Nico Lang at the Daily Dot finds people pitting Lupita Nyong’o and Jennifer Lawrence against each other very interesting… especially since this time last year, the same people were pitting Anne Hathaway against Jennifer Lawrence:

But my desire to see Nyong’o honored for her work doesn’t make me root against Lawrence. I recognize that criticizing Lawrence in no way fixes the broken system of the way we judge women, whether that’s on Oscar night or in real life. You can be the Cool Girl or the New Girl, but if we destroy women in order to celebrate others, no one comes out on top.

It’s Diversity in YA’s one year anniversary, and they’re giving away tons of books to seventeen different winners. Go enter!

Trans women of color have been important and foundational members of queer liberation. This tumblr post, which starts with a video of activist Sylvia Rivera speaking at the 1973 Christopher Street Liberation Day rally, looks at how Rivera’s legacy has been co-opted by the people who saw her as “too radical” and resists romanticizing the present (“Oh, how awful that Rivera had to fight to get onstage! Good thing treating trans women horribly is all in the past!”).

The trailer for the new Annie is out! It looks adorable, especially when Jamie Foxx gets fussy.

Harriet J’s “Another post about rape” lays bare the social constructs placed upon women that makes “quiet” rape (she didn’t fight him so it wasn’t really rape, that sort of thing) so prevalent:

That wasn’t concise at all.
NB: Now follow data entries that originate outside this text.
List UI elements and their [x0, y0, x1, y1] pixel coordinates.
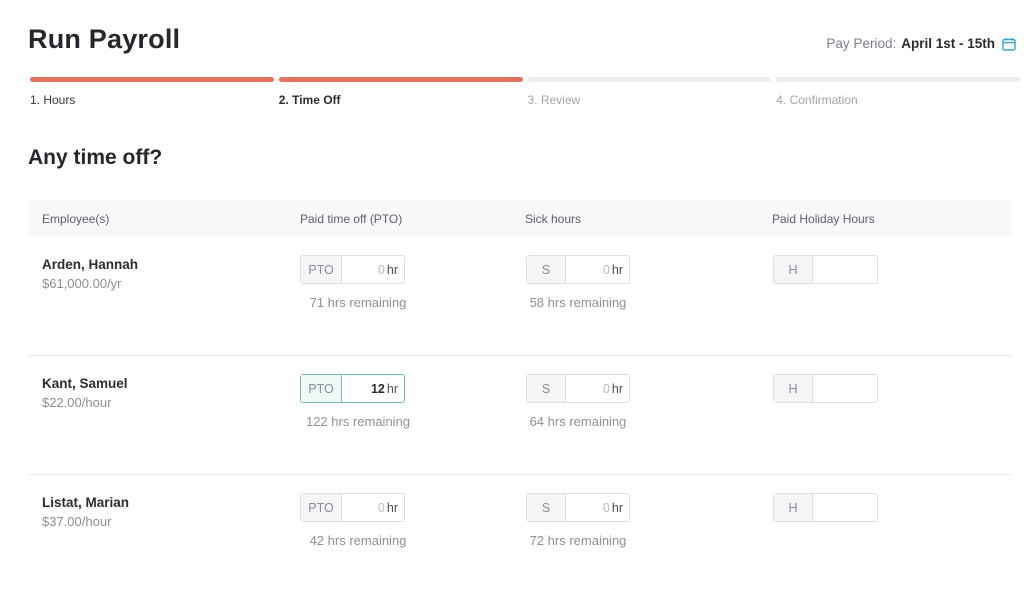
step-bar	[527, 77, 772, 82]
step-label: 2. Time Off	[278, 93, 341, 107]
unit-label: hr	[386, 381, 398, 396]
unit-label: hr	[611, 500, 623, 515]
employee-name: Arden, Hannah	[42, 257, 139, 272]
header-pto: Paid time off (PTO)	[300, 211, 403, 226]
step-label: 4. Confirmation	[776, 93, 858, 107]
sick-prefix: S	[527, 494, 566, 521]
step-bar	[278, 77, 523, 82]
pto-value-wrap[interactable]: 12 hr	[342, 375, 404, 402]
table-row: Arden, Hannah $61,000.00/yr PTO 0 hr 71 h…	[28, 237, 1012, 356]
sick-input[interactable]: S 0 hr	[526, 493, 630, 522]
employee-name: Kant, Samuel	[42, 376, 128, 391]
step-review[interactable]: 3. Review	[527, 77, 772, 107]
header-employee: Employee(s)	[42, 211, 110, 226]
step-label: 3. Review	[527, 93, 581, 107]
step-bar	[776, 77, 1020, 82]
pto-input[interactable]: PTO 12 hr	[300, 374, 405, 403]
employee-cell: Listat, Marian $37.00/hour	[42, 495, 129, 529]
sick-prefix: S	[527, 256, 566, 283]
unit-label: hr	[386, 262, 398, 277]
employee-cell: Kant, Samuel $22.00/hour	[42, 376, 128, 410]
sick-value: 0	[602, 500, 610, 515]
employee-rate: $37.00/hour	[42, 514, 112, 529]
holiday-prefix: H	[774, 494, 813, 521]
sick-value-wrap[interactable]: 0 hr	[566, 494, 629, 521]
pto-input[interactable]: PTO 0 hr	[300, 255, 405, 284]
sick-value: 0	[602, 381, 610, 396]
holiday-value[interactable]	[813, 494, 877, 521]
pay-period-label: Pay Period:	[826, 36, 897, 51]
pay-period[interactable]: Pay Period: April 1st - 15th	[826, 36, 1016, 51]
header-holiday: Paid Holiday Hours	[772, 211, 875, 226]
pto-remaining: 42 hrs remaining	[309, 533, 407, 548]
employee-name: Listat, Marian	[42, 495, 130, 510]
step-time-off[interactable]: 2. Time Off	[278, 77, 523, 107]
pto-value-wrap[interactable]: 0 hr	[342, 256, 404, 283]
sick-input[interactable]: S 0 hr	[526, 255, 630, 284]
table-row: Listat, Marian $37.00/hour PTO 0 hr 42 hr…	[28, 475, 1012, 594]
pto-value: 0	[377, 262, 385, 277]
table-header: Employee(s) Paid time off (PTO) Sick hou…	[28, 200, 1012, 237]
pto-remaining: 71 hrs remaining	[309, 295, 407, 310]
section-title: Any time off?	[28, 146, 163, 169]
pto-value-wrap[interactable]: 0 hr	[342, 494, 404, 521]
holiday-prefix: H	[774, 375, 813, 402]
step-label: 1. Hours	[30, 93, 76, 107]
holiday-value[interactable]	[813, 256, 877, 283]
pto-input[interactable]: PTO 0 hr	[300, 493, 405, 522]
pto-prefix: PTO	[301, 375, 342, 402]
holiday-prefix: H	[774, 256, 813, 283]
header-sick: Sick hours	[525, 211, 582, 226]
calendar-icon[interactable]	[1002, 37, 1016, 51]
holiday-value[interactable]	[813, 375, 877, 402]
unit-label: hr	[611, 381, 623, 396]
holiday-input[interactable]: H	[773, 374, 878, 403]
pto-prefix: PTO	[301, 256, 342, 283]
sick-value-wrap[interactable]: 0 hr	[566, 375, 629, 402]
pto-value: 0	[377, 500, 385, 515]
employee-cell: Arden, Hannah $61,000.00/yr	[42, 257, 138, 291]
pto-remaining: 122 hrs remaining	[305, 414, 411, 429]
pay-period-value: April 1st - 15th	[901, 36, 995, 51]
sick-input[interactable]: S 0 hr	[526, 374, 630, 403]
progress-stepper: 1. Hours 2. Time Off 3. Review 4. Confir…	[30, 77, 1020, 107]
pto-value: 12	[370, 381, 385, 396]
unit-label: hr	[611, 262, 623, 277]
page-title: Run Payroll	[28, 24, 181, 54]
sick-remaining: 72 hrs remaining	[529, 533, 627, 548]
pto-prefix: PTO	[301, 494, 342, 521]
sick-remaining: 58 hrs remaining	[529, 295, 627, 310]
unit-label: hr	[386, 500, 398, 515]
sick-remaining: 64 hrs remaining	[529, 414, 627, 429]
step-hours[interactable]: 1. Hours	[30, 77, 274, 107]
time-off-table: Employee(s) Paid time off (PTO) Sick hou…	[28, 200, 1012, 594]
holiday-input[interactable]: H	[773, 255, 878, 284]
sick-value-wrap[interactable]: 0 hr	[566, 256, 629, 283]
step-bar	[30, 77, 274, 82]
sick-prefix: S	[527, 375, 566, 402]
employee-rate: $22.00/hour	[42, 395, 112, 410]
employee-rate: $61,000.00/yr	[42, 276, 122, 291]
sick-value: 0	[602, 262, 610, 277]
holiday-input[interactable]: H	[773, 493, 878, 522]
table-row: Kant, Samuel $22.00/hour PTO 12 hr 122 hr…	[28, 356, 1012, 475]
step-confirmation[interactable]: 4. Confirmation	[776, 77, 1020, 107]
What I mean to say is:

The way men and women interact on a daily basis is the way they interact when rape occurs. The social dynamics we see at play between men and women are the same social dynamics that cause men to feel rape is okay, and women to feel they have no right to object. And if you accept those social interactions as normal and appropriate in your day to day life, there is absolutely no reason you should be shocked that rape occurs without screaming, without fighting, without bruising, without provocation, and without prosecution. Behavior exists on a continuum. Rape doesn’t inhabit its own little corner of the world, where everything is suddenly all different now. The behavior you accept today is the behavior that becomes rape tomorrow. And you very well might accept it then, too.

Michonne

I don’t watch The Walking Dead, but goodness is this one of a kind Michonne Barbie awesome.

I have only a little love for J. J. Abrams’ Star Trek, but this gif set where Zoe Saldana leads a bunch of Klingons in dance is precious.

The E! network’s first scripted television series will be about a fictious British Royal Family starring Elizabeth Hurley as the Queen. I am going to be all over this hot mess.

The fact that Disney is making a live action adaptation of The Jungle Book is news to me, as is the fact that Idris Elba will be playing—voicing, surely?—their Shere Khan. Huh. Well, the more Elba, the better, really.

I had no idea who Michael Alig was until I read this article at the Daily Beast about him. Holy crow, the nineties were another country. I’m also fascinated by the idea of New York as consumable culture.

This is a photo of Frozen’s Best Animated Feature Oscar dressed in Elsa’s dress, presented without comment.

Acquisitions

Purchased: None
Added: Secret City by Julia Watts (via Malinda Lo), Party Monster by James St. James (via the Daily Beast)

4 thoughts on “The Week in Review: March 9th, 2014

  1. Hahaha, I saw an article or something about the Idris Elba Shere Khan news that said Idris Elba has been voicing Shere Khan his entire life, and will now for the first time get paid for it. My only sadness is that Idris Elba voicing Shere Khan means us not seeing Idris Elba’s extraordinarily handsome face.